On the eve of my birthday, I couldn't have picked a better way to celebrate than hiking in the mountains surrounded by flowers, trees, and the sound of birds chirping. It really was poetic. In fact, in addition to spending some of my hiking time (I had 11 hours!) praying for my husband and children, I also brought to mind some Robert Frost poetry. It was marvelous. Also, I had a hard time believing it wasn't all a dream. How crazy to be hiking so far from my usual setting - in July! - and come across snow! We even hiked through it a couple times. Here you can see our first close-up sighting of it as well as our first tiny stream crossing.
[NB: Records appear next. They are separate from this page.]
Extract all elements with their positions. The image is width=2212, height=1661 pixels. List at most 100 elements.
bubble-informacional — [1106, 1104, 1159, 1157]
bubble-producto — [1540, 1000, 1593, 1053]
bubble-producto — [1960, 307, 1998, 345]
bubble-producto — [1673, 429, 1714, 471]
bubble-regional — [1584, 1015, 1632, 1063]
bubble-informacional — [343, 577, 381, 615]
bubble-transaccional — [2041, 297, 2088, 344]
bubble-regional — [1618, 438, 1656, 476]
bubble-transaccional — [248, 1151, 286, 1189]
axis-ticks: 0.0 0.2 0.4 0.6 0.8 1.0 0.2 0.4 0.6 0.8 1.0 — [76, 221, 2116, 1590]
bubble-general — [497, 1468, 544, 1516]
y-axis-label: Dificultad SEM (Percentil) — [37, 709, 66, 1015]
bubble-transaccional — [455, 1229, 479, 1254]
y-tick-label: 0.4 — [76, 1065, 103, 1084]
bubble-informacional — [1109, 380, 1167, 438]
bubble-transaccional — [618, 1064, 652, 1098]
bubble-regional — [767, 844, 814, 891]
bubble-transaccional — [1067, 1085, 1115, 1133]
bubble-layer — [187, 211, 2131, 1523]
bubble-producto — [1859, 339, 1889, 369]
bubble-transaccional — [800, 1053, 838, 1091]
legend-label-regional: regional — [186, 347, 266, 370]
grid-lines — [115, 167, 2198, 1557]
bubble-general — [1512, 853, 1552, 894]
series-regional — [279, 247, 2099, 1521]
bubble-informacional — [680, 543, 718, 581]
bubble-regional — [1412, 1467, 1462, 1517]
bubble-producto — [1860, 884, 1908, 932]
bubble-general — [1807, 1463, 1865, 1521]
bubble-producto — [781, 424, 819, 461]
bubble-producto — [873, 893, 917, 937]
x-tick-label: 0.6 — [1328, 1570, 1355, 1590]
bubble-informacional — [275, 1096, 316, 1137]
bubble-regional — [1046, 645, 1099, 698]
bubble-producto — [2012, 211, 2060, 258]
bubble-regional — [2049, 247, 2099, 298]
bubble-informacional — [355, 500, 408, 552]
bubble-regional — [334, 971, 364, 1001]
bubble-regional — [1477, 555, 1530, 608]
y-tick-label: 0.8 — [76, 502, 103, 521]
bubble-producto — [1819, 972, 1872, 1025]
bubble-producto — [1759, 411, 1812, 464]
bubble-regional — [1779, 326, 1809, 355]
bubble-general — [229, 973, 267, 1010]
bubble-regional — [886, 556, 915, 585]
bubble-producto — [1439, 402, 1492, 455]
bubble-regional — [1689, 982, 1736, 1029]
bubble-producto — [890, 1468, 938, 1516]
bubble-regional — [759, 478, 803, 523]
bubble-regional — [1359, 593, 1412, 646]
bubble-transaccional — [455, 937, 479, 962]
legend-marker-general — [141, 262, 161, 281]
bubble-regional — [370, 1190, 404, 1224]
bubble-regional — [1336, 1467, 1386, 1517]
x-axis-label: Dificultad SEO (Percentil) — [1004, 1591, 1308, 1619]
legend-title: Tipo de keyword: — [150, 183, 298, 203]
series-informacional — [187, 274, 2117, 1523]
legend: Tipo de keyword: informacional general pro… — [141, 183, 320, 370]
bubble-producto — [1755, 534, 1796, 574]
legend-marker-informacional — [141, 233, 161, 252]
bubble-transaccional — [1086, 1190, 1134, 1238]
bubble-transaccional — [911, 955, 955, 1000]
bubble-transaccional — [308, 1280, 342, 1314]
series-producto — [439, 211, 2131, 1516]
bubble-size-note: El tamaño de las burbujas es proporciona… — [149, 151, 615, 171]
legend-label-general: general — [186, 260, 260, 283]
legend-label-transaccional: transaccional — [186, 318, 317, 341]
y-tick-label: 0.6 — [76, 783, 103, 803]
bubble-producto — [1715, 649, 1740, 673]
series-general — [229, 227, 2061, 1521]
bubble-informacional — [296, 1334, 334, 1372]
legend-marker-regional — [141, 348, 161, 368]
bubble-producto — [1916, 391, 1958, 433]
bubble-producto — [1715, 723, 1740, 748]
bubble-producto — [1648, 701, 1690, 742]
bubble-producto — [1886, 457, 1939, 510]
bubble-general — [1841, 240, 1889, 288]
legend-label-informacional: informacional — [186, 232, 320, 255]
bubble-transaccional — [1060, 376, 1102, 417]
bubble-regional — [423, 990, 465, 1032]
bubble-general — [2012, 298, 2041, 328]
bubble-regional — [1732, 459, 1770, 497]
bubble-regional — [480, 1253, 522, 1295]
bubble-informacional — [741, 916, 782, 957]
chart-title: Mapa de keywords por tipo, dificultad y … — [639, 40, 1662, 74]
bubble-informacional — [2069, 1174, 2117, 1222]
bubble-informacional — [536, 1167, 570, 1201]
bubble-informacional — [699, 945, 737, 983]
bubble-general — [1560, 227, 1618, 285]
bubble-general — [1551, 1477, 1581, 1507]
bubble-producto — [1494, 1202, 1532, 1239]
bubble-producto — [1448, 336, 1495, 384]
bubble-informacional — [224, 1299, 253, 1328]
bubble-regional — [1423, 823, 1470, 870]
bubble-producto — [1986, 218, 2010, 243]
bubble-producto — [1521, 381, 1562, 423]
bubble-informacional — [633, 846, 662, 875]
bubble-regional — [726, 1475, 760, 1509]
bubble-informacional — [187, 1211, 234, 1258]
If you follow any of the links I recommended above, you'd see that this hike is "not recommended for beginners." By the time we traversed a million meadows, many uphill climbs, trillions of rocks, including a loooooong pile of scree - I was exhausted. During the last mile, I forced down a peanut butter Power Bar that Stacy offered and I would compare this leg of the hike to transition in labor. I wanted to quit but couldn't - I was driven on by the need to finish. Making it to the top of Table Mountain was the equivalent of holding the baby in my hands. I have to admit that my steps were VERY slow and I felt miserable a few times. It is entirely possible that I got Rachel to take this photo of me just so I could stop. But we were getting really close here!
A view of the goal:

If you say, "That looks like a breeze!" I will kill you. This picture doesn't do justice to it's difficulty. In fact, as I look at this, I think it appears that you could walk right up whistling a tune and picking at your fingernails. To lend some perspective, we probably had a good mile to go at this point and there is scrambling involved to reach the summit. Peeking out on the left side is none other than The Grand Teton - all 13,770 feet of it.

We reached the top just five hours after our start. My feet were cramping and I felt the elation I've only felt two other times: upon successful completion of four natural childbirth and three half-marathons. Some shots from the top:
It was mightily incredible. We sat up there for an hour and ate our lunch and shooed away a rock chuck. I wanted to relish the scenery for as long as possible, but I also wanted to quell the anxiety that crept into my chest and gut by beginning the downhill that I feared. Here is what I was facing:
That was taken from the top and the trail is visible zig-zagging away toward a fork we would eventually take to descend the Huckleberry trail. Thank God. I think the loose rock and constant slope of The Face would have torn apart my nerves and my knees on the return. Huckleberry held more lovely views, numerous river crossings, four over logs, one with shoes off, pants rolled up, and icy water cooling our toes. Huckleberry was two additional miles compared to The Face - and though it was downhill, it took us the same five hours we'd spent going up.
I had many philosophical, analytical moments, most of which I'm sparing you. I spent a lot of time considering why I'm so fearful. Why did it seem as if those other girls pranced down the hill like sure-footed mountain goats, while I tiptoed with caution? I was afraid to disturb the mountain lest it hurl me off its side and into the valley below. Kevin says I just need more experience. I'm all for it. And like I told Rachel as we strolled a path through Indian Paintbrush, Bluebells, Columbine, Monkshood, Huckleberry, and Stinging Nettle - after this hike, nothing is going to seem very difficult for a long, long time.